The tooth which is erupting adjacent to an edentulous area has a greater potential for space loss than fully erupted ones, indicating that clinical intervention should be considered [6]. Traditionally, the distal shoe space maintainer remains an acceptable standard of care in case of premature loss of primary second molars prior to eruption of the first permanent molars [7]. The subgingival extension serves as a guide for the erupting first molar, and prevents mesial “drifting” of that tooth [8].

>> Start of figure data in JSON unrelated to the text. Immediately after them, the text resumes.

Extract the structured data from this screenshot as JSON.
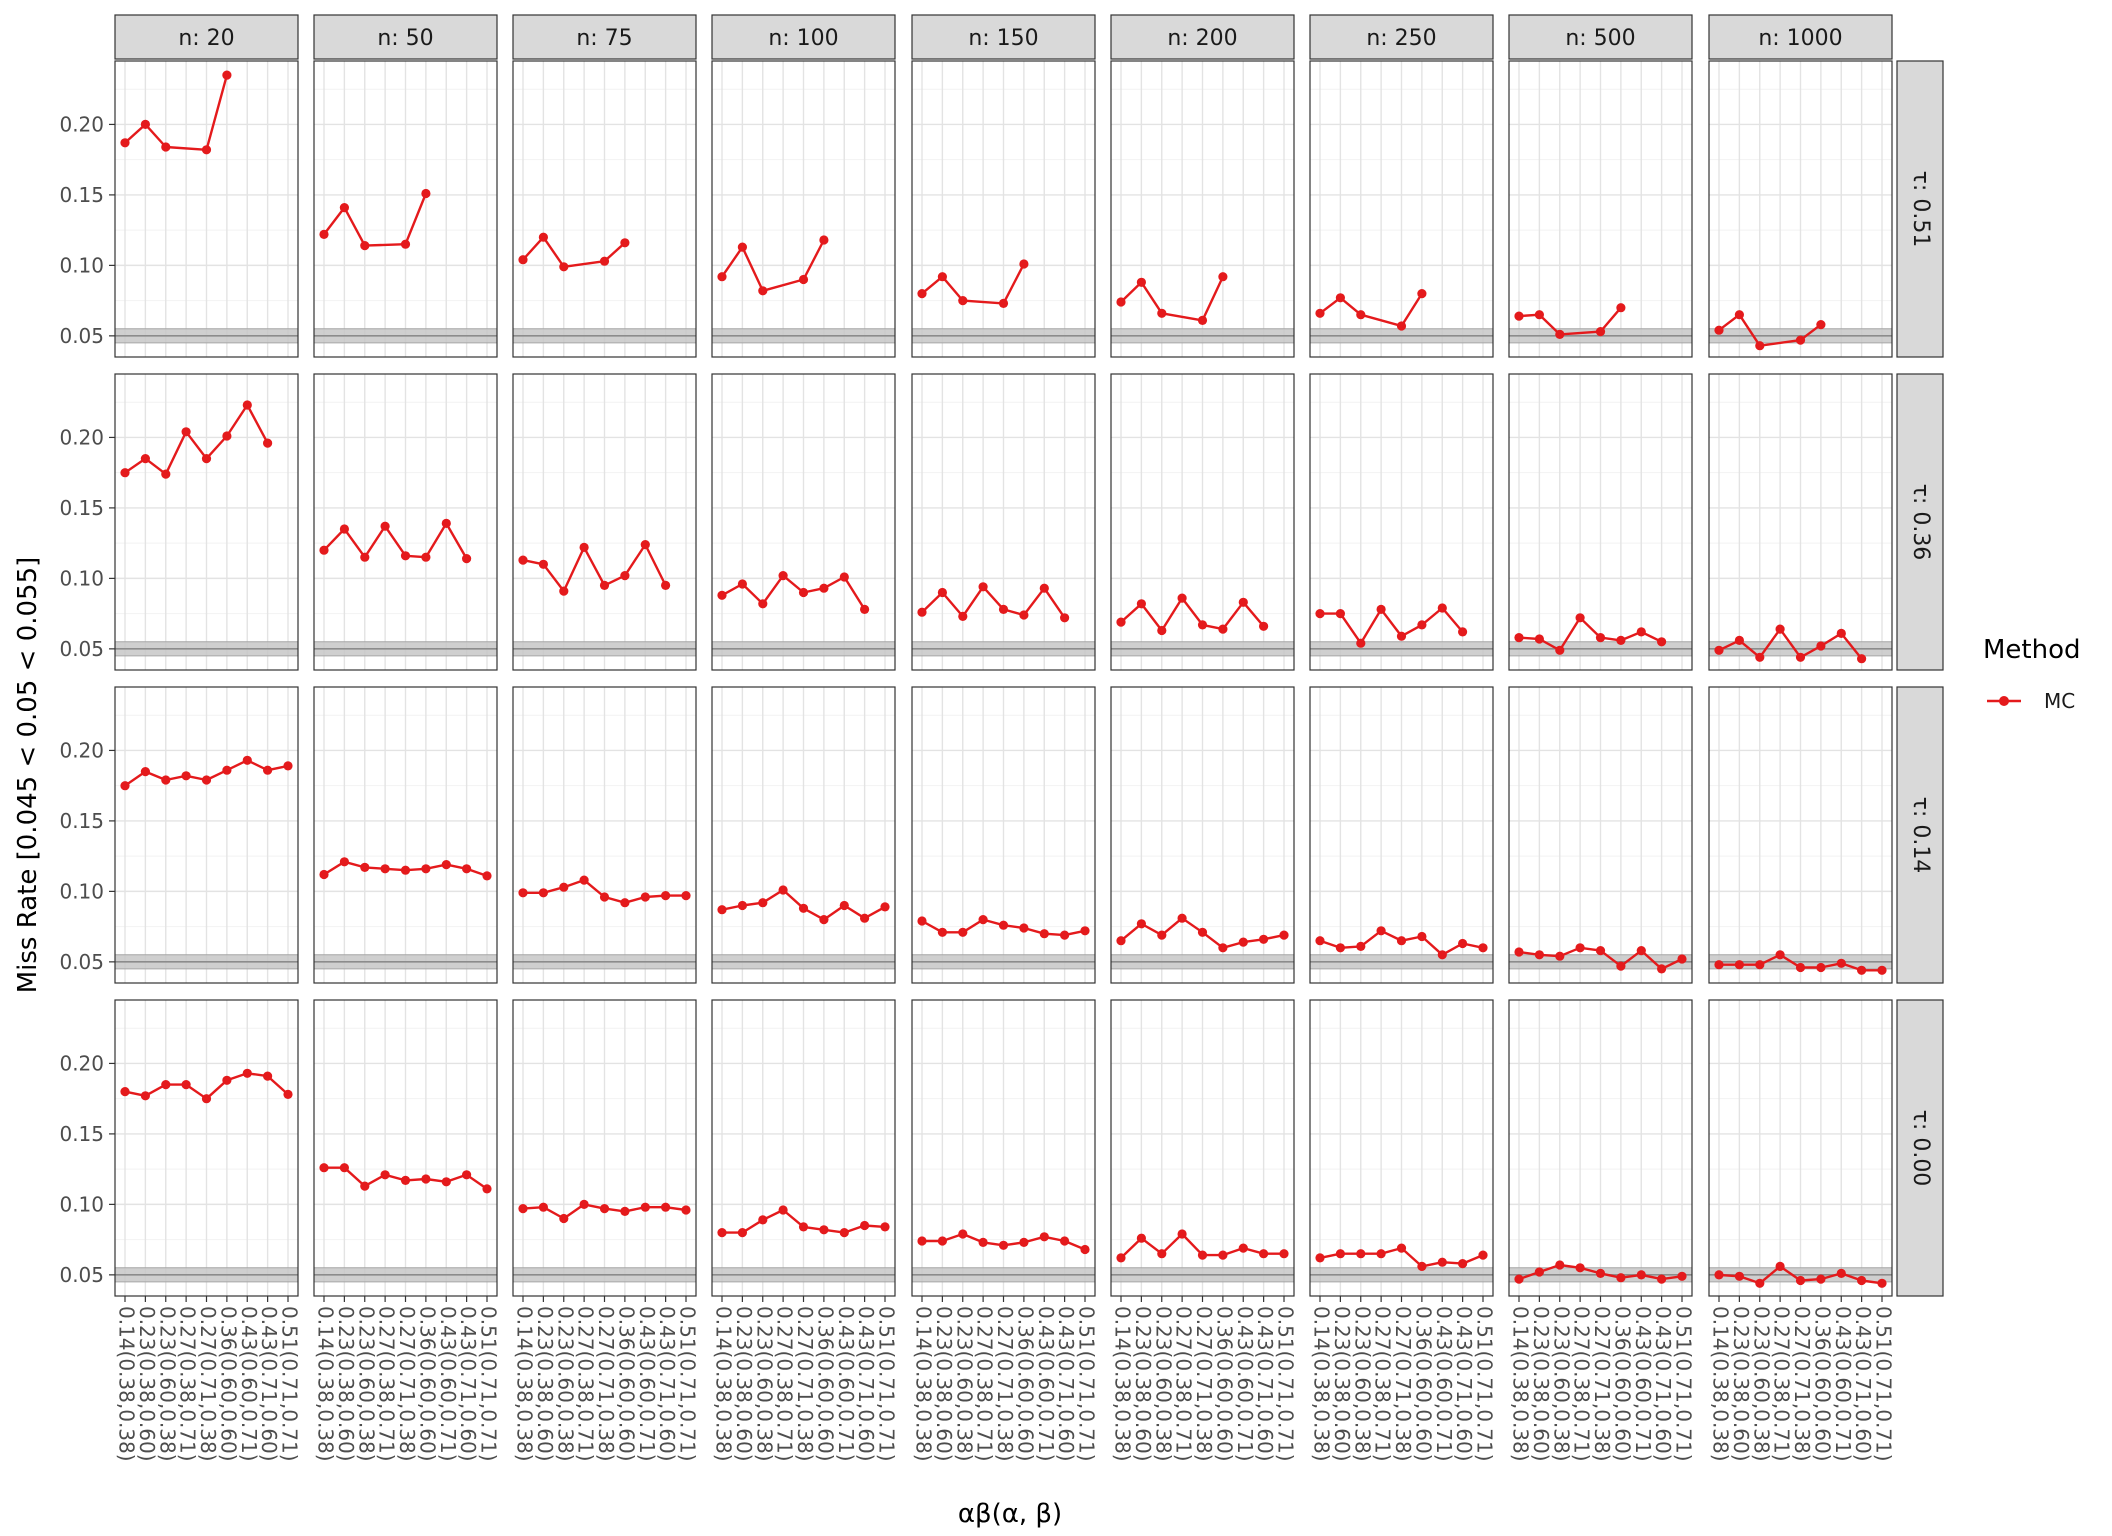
{
  "chart_data": {
    "type": "line",
    "xlabel": "αβ(α, β)",
    "ylabel": "Miss Rate [0.045 < 0.05 < 0.055]",
    "ylim": [
      0.035,
      0.245
    ],
    "yticks": [
      0.05,
      0.1,
      0.15,
      0.2
    ],
    "ytick_labels": [
      "0.05",
      "0.10",
      "0.15",
      "0.20"
    ],
    "band": {
      "low": 0.045,
      "mid": 0.05,
      "high": 0.055
    },
    "x_categories": [
      "0.14(0.38,0.38)",
      "0.23(0.38,0.60)",
      "0.23(0.60,0.38)",
      "0.27(0.38,0.71)",
      "0.27(0.71,0.38)",
      "0.36(0.60,0.60)",
      "0.43(0.60,0.71)",
      "0.43(0.71,0.60)",
      "0.51(0.71,0.71)"
    ],
    "col_strips": [
      "n: 20",
      "n: 50",
      "n: 75",
      "n: 100",
      "n: 150",
      "n: 200",
      "n: 250",
      "n: 500",
      "n: 1000"
    ],
    "row_strips": [
      "τ: 0.51",
      "τ: 0.36",
      "τ: 0.14",
      "τ: 0.00"
    ],
    "legend": {
      "title": "Method",
      "items": [
        {
          "label": "MC",
          "color": "#e41a1c"
        }
      ]
    },
    "grid": true,
    "colors": {
      "series": "#e41a1c",
      "band": "#c7c7c7",
      "band_line": "#8c8c8c",
      "strip": "#d9d9d9"
    },
    "panels": [
      [
        [
          0.187,
          0.2,
          0.184,
          null,
          0.182,
          0.235,
          null,
          null,
          null
        ],
        [
          0.122,
          0.141,
          0.114,
          null,
          0.115,
          0.151,
          null,
          null,
          null
        ],
        [
          0.104,
          0.12,
          0.099,
          null,
          0.103,
          0.116,
          null,
          null,
          null
        ],
        [
          0.092,
          0.113,
          0.082,
          null,
          0.09,
          0.118,
          null,
          null,
          null
        ],
        [
          0.08,
          0.092,
          0.075,
          null,
          0.073,
          0.101,
          null,
          null,
          null
        ],
        [
          0.074,
          0.088,
          0.066,
          null,
          0.061,
          0.092,
          null,
          null,
          null
        ],
        [
          0.066,
          0.077,
          0.065,
          null,
          0.057,
          0.08,
          null,
          null,
          null
        ],
        [
          0.064,
          0.065,
          0.051,
          null,
          0.053,
          0.07,
          null,
          null,
          null
        ],
        [
          0.054,
          0.065,
          0.043,
          null,
          0.047,
          0.058,
          null,
          null,
          null
        ]
      ],
      [
        [
          0.175,
          0.185,
          0.174,
          0.204,
          0.185,
          0.201,
          0.223,
          0.196,
          null
        ],
        [
          0.12,
          0.135,
          0.115,
          0.137,
          0.116,
          0.115,
          0.139,
          0.114,
          null
        ],
        [
          0.113,
          0.11,
          0.091,
          0.122,
          0.095,
          0.102,
          0.124,
          0.095,
          null
        ],
        [
          0.088,
          0.096,
          0.082,
          0.102,
          0.09,
          0.093,
          0.101,
          0.078,
          null
        ],
        [
          0.076,
          0.09,
          0.073,
          0.094,
          0.078,
          0.074,
          0.093,
          0.072,
          null
        ],
        [
          0.069,
          0.082,
          0.063,
          0.086,
          0.067,
          0.064,
          0.083,
          0.066,
          null
        ],
        [
          0.075,
          0.075,
          0.054,
          0.078,
          0.059,
          0.067,
          0.079,
          0.062,
          null
        ],
        [
          0.058,
          0.057,
          0.049,
          0.072,
          0.058,
          0.056,
          0.062,
          0.055,
          null
        ],
        [
          0.049,
          0.056,
          0.044,
          0.064,
          0.044,
          0.052,
          0.061,
          0.043,
          null
        ]
      ],
      [
        [
          0.175,
          0.185,
          0.179,
          0.182,
          0.179,
          0.186,
          0.193,
          0.186,
          0.189
        ],
        [
          0.112,
          0.121,
          0.117,
          0.116,
          0.115,
          0.116,
          0.119,
          0.116,
          0.111
        ],
        [
          0.099,
          0.099,
          0.103,
          0.108,
          0.096,
          0.092,
          0.096,
          0.097,
          0.097
        ],
        [
          0.087,
          0.09,
          0.092,
          0.101,
          0.088,
          0.08,
          0.09,
          0.081,
          0.089
        ],
        [
          0.079,
          0.071,
          0.071,
          0.08,
          0.076,
          0.074,
          0.07,
          0.069,
          0.072
        ],
        [
          0.065,
          0.077,
          0.069,
          0.081,
          0.071,
          0.06,
          0.064,
          0.066,
          0.069
        ],
        [
          0.065,
          0.06,
          0.061,
          0.072,
          0.065,
          0.068,
          0.055,
          0.063,
          0.06
        ],
        [
          0.057,
          0.055,
          0.054,
          0.06,
          0.058,
          0.047,
          0.058,
          0.045,
          0.052
        ],
        [
          0.048,
          0.048,
          0.048,
          0.055,
          0.046,
          0.046,
          0.049,
          0.044,
          0.044
        ]
      ],
      [
        [
          0.18,
          0.177,
          0.185,
          0.185,
          0.175,
          0.188,
          0.193,
          0.191,
          0.178
        ],
        [
          0.126,
          0.126,
          0.113,
          0.121,
          0.117,
          0.118,
          0.116,
          0.121,
          0.111
        ],
        [
          0.097,
          0.098,
          0.09,
          0.1,
          0.097,
          0.095,
          0.098,
          0.098,
          0.096
        ],
        [
          0.08,
          0.08,
          0.089,
          0.096,
          0.084,
          0.082,
          0.08,
          0.085,
          0.084
        ],
        [
          0.074,
          0.074,
          0.079,
          0.073,
          0.071,
          0.073,
          0.077,
          0.074,
          0.068
        ],
        [
          0.062,
          0.076,
          0.065,
          0.079,
          0.064,
          0.064,
          0.069,
          0.065,
          0.065
        ],
        [
          0.062,
          0.065,
          0.065,
          0.065,
          0.069,
          0.056,
          0.059,
          0.058,
          0.064
        ],
        [
          0.047,
          0.052,
          0.057,
          0.055,
          0.051,
          0.048,
          0.05,
          0.047,
          0.049
        ],
        [
          0.05,
          0.049,
          0.044,
          0.056,
          0.046,
          0.047,
          0.051,
          0.046,
          0.044
        ]
      ]
    ]
  }
}
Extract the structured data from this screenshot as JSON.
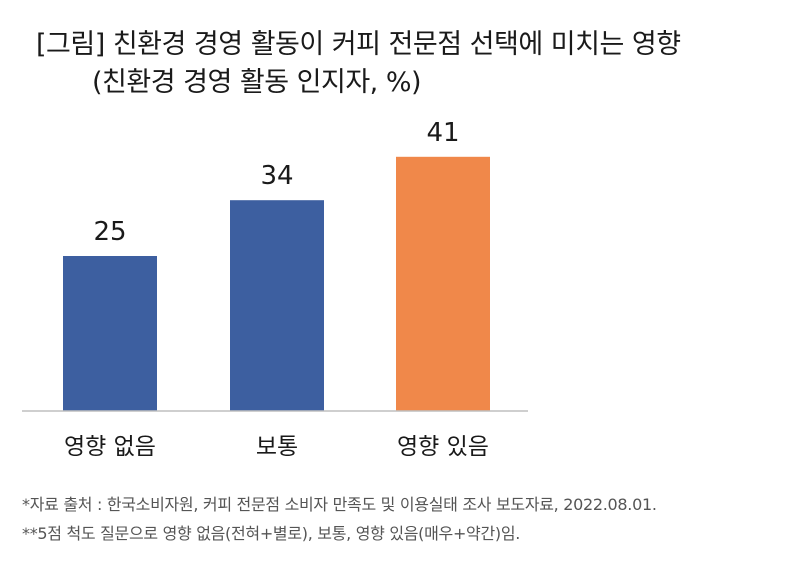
{
  "title": {
    "line1": "[그림] 친환경 경영 활동이 커피 전문점 선택에 미치는 영향",
    "line2": "(친환경 경영 활동 인지자, %)"
  },
  "chart_data": {
    "type": "bar",
    "categories": [
      "영향 없음",
      "보통",
      "영향 있음"
    ],
    "values": [
      25,
      34,
      41
    ],
    "colors": [
      "#3d5fa0",
      "#3d5fa0",
      "#f0884a"
    ],
    "ylim": [
      0,
      50
    ],
    "grid": false,
    "legend": "none"
  },
  "notes": {
    "source": "*자료 출처 : 한국소비자원, 커피 전문점 소비자 만족도 및 이용실태 조사 보도자료, 2022.08.01.",
    "scale": "**5점 척도 질문으로 영향 없음(전혀+별로), 보통, 영향 있음(매우+약간)임."
  }
}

In certain clinical situations, the conventional designs may have to be modified to meet patients’ needs. The conventional design of the distal shoe may not be effective wherein there is a loss of both the primary mandibular molars, unilaterally or bilaterally. Stability of the appliance would have been a major issue in this case, if we had given distal shoe space maintainer separately on both sides. Croll suggested the use of modifications like prefabricated lingual arch wire embedded in acrylic [9] and Gegenheimer proposed the use of an acrylic pressure ridge [10]. However, poor retention and patient compliance was a major drawback with these appliance designs [10]. Earlier for getting more stability banding on canine on one side and other on second primary molar on another side has been used by Bhatt PK in case of multiple loss of primary molars on one side [11]. A similar design as used in this case has been given previously by Dhindsa et al., wherein the primary canine and the first molar were only banded [12]. However, in our case, the mandibular primary left first molar had multi-surface caries and hence, was restored with a preformed steel crown. The appliance has inherent limitations in the design as it is non-functional, fabrication has to be precise and it cannot be given in medically compromised and uncooperative patients. Also, it being a bilateral appliance, it may interfere with the eruption of the permanent mandibular incisors [9]. Thus, this appliance needs to be monitored regularly for the eruption of permanent mandibular incisors, both radiographically and clinically.

To conclude, this modified bilateral distal shoe appliance should be used judiciously for those cases where there is a premature loss of multiple primary molars prior to the eruption of the first permanent molars. However, further clinical studies are needed to establish its feasibility and usefulness in paediatric dentistry.